In this shift of power from corporate to people, brands are still struggling to understand that attention can no longer be bought. A recent infographic on mashable.com reveals that 86% of people skip television ads, 200 million Americans have registered their numbers on FTC’s ‘DO NOT CALL’ list, 91% of email users have unsubscribed from a company that they previously opted into, 44% of direct mail is never opened and 84% of 25- 34 year-olds have left a favourite website because of intrusive or irrelevant advertising.
When brands are no longer able to buy people’s attention, the only choice they are left with is to earn it. However, the problem with earning attention is that it cannot be bought. There’s no schedule for it and you can’t plan it like bought media. Sometimes, brands confuse earning attention as free media. This is dangerous. Earning attention is by no means is free. It requires dedication, resource allocation, time and risk. However, if brands are serious about earning attention then it can grant them not only true customer attention, but also offer a much better ROI. In terms of effectiveness, earned media costs 62% less per lead than bought media.
Soon, earning attention will no longer be a choice for brands. The increase in the number of channels that people use as well as the costs of multiplication of brand messages across different channels will make buying media space not only complex for brands, but also very costly.
In the future, smarter firms will increasingly invest in earning customers' attention through satisfying their social needs, thus utilising online social connections to communicate brands and products.
With the introduction of technologies such as Verizon Widget Bazaar Applications, which allow viewers to connect with others while viewing television and watch web-based videos, brands have already started to change passive TV viewing into a social experience, available on biggest screens available in the house.
Brands are no longer able to dictate to, dominate, or intrude upon people as they once did through buying attention. In order to maintain their credibility as well as their popularity, brands need to be liked by people at the same time as remaining accessible to them.

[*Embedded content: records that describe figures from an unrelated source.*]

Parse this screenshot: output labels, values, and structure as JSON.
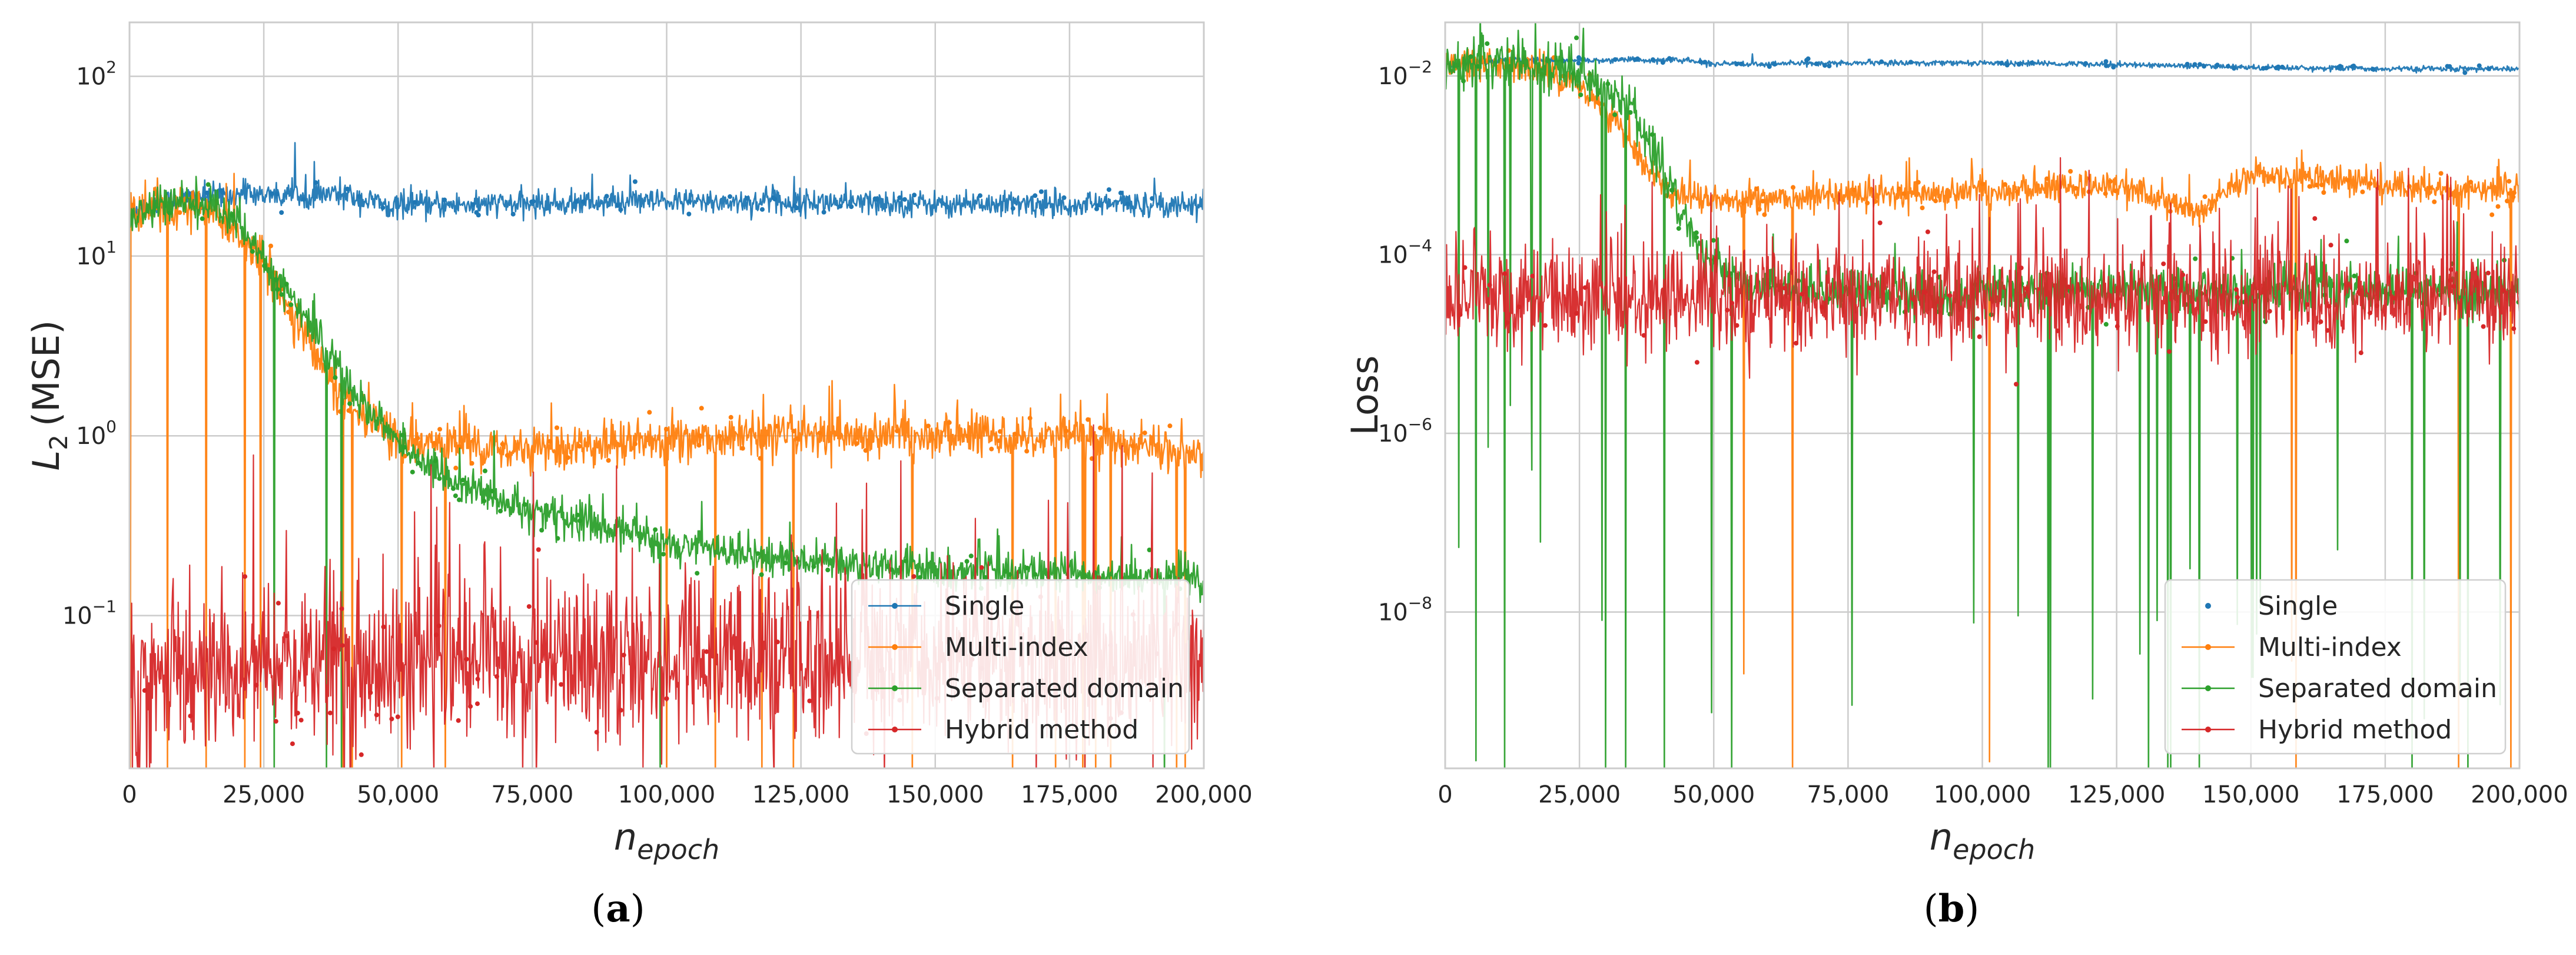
{
  "chart_data": [
    {
      "id": "a",
      "type": "line",
      "panel_label": "(a)",
      "panel_letter": "a",
      "xlabel": "n_epoch",
      "xlabel_main": "n",
      "xlabel_sub": "epoch",
      "ylabel": "L_2 (MSE)",
      "ylabel_main": "L",
      "ylabel_sub": "2",
      "ylabel_rest": "(MSE)",
      "yscale": "log",
      "xlim": [
        0,
        200000
      ],
      "ylim_log10": [
        -1.85,
        2.3
      ],
      "x_ticks": [
        0,
        25000,
        50000,
        75000,
        100000,
        125000,
        150000,
        175000,
        200000
      ],
      "x_tick_labels": [
        "0",
        "25,000",
        "50,000",
        "75,000",
        "100,000",
        "125,000",
        "150,000",
        "175,000",
        "200,000"
      ],
      "y_ticks_log10": [
        -1,
        0,
        1,
        2
      ],
      "y_tick_labels": [
        {
          "base": "10",
          "exp": "−1"
        },
        {
          "base": "10",
          "exp": "0"
        },
        {
          "base": "10",
          "exp": "1"
        },
        {
          "base": "10",
          "exp": "2"
        }
      ],
      "grid": true,
      "legend_position": "lower-right",
      "series": [
        {
          "name": "Single",
          "color": "#1f77b4",
          "x": [
            0,
            10000,
            20000,
            30000,
            40000,
            45000,
            50000,
            75000,
            100000,
            125000,
            150000,
            175000,
            200000
          ],
          "y": [
            18,
            21,
            22,
            22,
            22,
            20,
            19,
            19.5,
            20,
            20,
            19.5,
            19.5,
            19.5
          ]
        },
        {
          "name": "Multi-index",
          "color": "#ff7f0e",
          "x": [
            0,
            5000,
            15000,
            25000,
            32000,
            40000,
            50000,
            60000,
            75000,
            100000,
            125000,
            150000,
            175000,
            200000
          ],
          "y": [
            17,
            19,
            18,
            9,
            4,
            1.5,
            0.95,
            0.9,
            0.85,
            0.95,
            1.0,
            1.0,
            1.0,
            0.8
          ]
        },
        {
          "name": "Separated domain",
          "color": "#2ca02c",
          "x": [
            0,
            5000,
            15000,
            20000,
            30000,
            40000,
            50000,
            60000,
            75000,
            100000,
            125000,
            150000,
            175000,
            200000
          ],
          "y": [
            17,
            19,
            19.5,
            16,
            6,
            2.0,
            0.9,
            0.55,
            0.38,
            0.25,
            0.2,
            0.18,
            0.17,
            0.16
          ]
        },
        {
          "name": "Hybrid method",
          "color": "#d62728",
          "x": [
            0,
            5000,
            25000,
            50000,
            75000,
            100000,
            125000,
            150000,
            175000,
            200000
          ],
          "y": [
            0.03,
            0.045,
            0.05,
            0.052,
            0.055,
            0.055,
            0.055,
            0.055,
            0.055,
            0.055
          ]
        }
      ]
    },
    {
      "id": "b",
      "type": "line",
      "panel_label": "(b)",
      "panel_letter": "b",
      "xlabel": "n_epoch",
      "xlabel_main": "n",
      "xlabel_sub": "epoch",
      "ylabel": "Loss",
      "yscale": "log",
      "xlim": [
        0,
        200000
      ],
      "ylim_log10": [
        -9.75,
        -1.4
      ],
      "x_ticks": [
        0,
        25000,
        50000,
        75000,
        100000,
        125000,
        150000,
        175000,
        200000
      ],
      "x_tick_labels": [
        "0",
        "25,000",
        "50,000",
        "75,000",
        "100,000",
        "125,000",
        "150,000",
        "175,000",
        "200,000"
      ],
      "y_ticks_log10": [
        -8,
        -6,
        -4,
        -2
      ],
      "y_tick_labels": [
        {
          "base": "10",
          "exp": "−8"
        },
        {
          "base": "10",
          "exp": "−6"
        },
        {
          "base": "10",
          "exp": "−4"
        },
        {
          "base": "10",
          "exp": "−2"
        }
      ],
      "grid": true,
      "legend_position": "lower-right",
      "series": [
        {
          "name": "Single",
          "color": "#1f77b4",
          "x": [
            0,
            10000,
            25000,
            45000,
            50000,
            75000,
            100000,
            125000,
            150000,
            175000,
            200000
          ],
          "y": [
            0.013,
            0.015,
            0.015,
            0.015,
            0.0135,
            0.014,
            0.014,
            0.0135,
            0.0125,
            0.012,
            0.012
          ]
        },
        {
          "name": "Multi-index",
          "color": "#ff7f0e",
          "x": [
            0,
            5000,
            15000,
            25000,
            32000,
            38000,
            42000,
            50000,
            75000,
            100000,
            125000,
            140000,
            150000,
            175000,
            200000
          ],
          "y": [
            0.012,
            0.014,
            0.013,
            0.008,
            0.003,
            0.0009,
            0.0005,
            0.0004,
            0.00045,
            0.0005,
            0.0006,
            0.0003,
            0.0008,
            0.0006,
            0.0005
          ]
        },
        {
          "name": "Separated domain",
          "color": "#2ca02c",
          "x": [
            0,
            5000,
            15000,
            25000,
            35000,
            42000,
            48000,
            55000,
            60000,
            70000,
            80000,
            95000,
            100000,
            125000,
            150000,
            175000,
            200000
          ],
          "y": [
            0.012,
            0.014,
            0.014,
            0.01,
            0.004,
            0.0005,
            0.0001,
            5e-05,
            4e-05,
            4e-05,
            4e-05,
            3e-05,
            4e-05,
            4e-05,
            4e-05,
            4e-05,
            4e-05
          ]
        },
        {
          "name": "Hybrid method",
          "color": "#d62728",
          "x": [
            0,
            5000,
            25000,
            50000,
            75000,
            100000,
            125000,
            150000,
            175000,
            200000
          ],
          "y": [
            2e-05,
            3e-05,
            3e-05,
            3e-05,
            3e-05,
            3e-05,
            3e-05,
            3e-05,
            3e-05,
            3e-05
          ]
        }
      ]
    }
  ]
}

Relationships are earned not bought. The buying mind-set of brands is no longer relevant for environments where people share their social lives. Embedding brands in people's lives through utilising their social needs is the most effective way for brands to earn their place in always-on, socially connected lifestyles. This is because, as ever, people trust and value those who they know (as part of their social circle) over messages generated purely to buy their attention.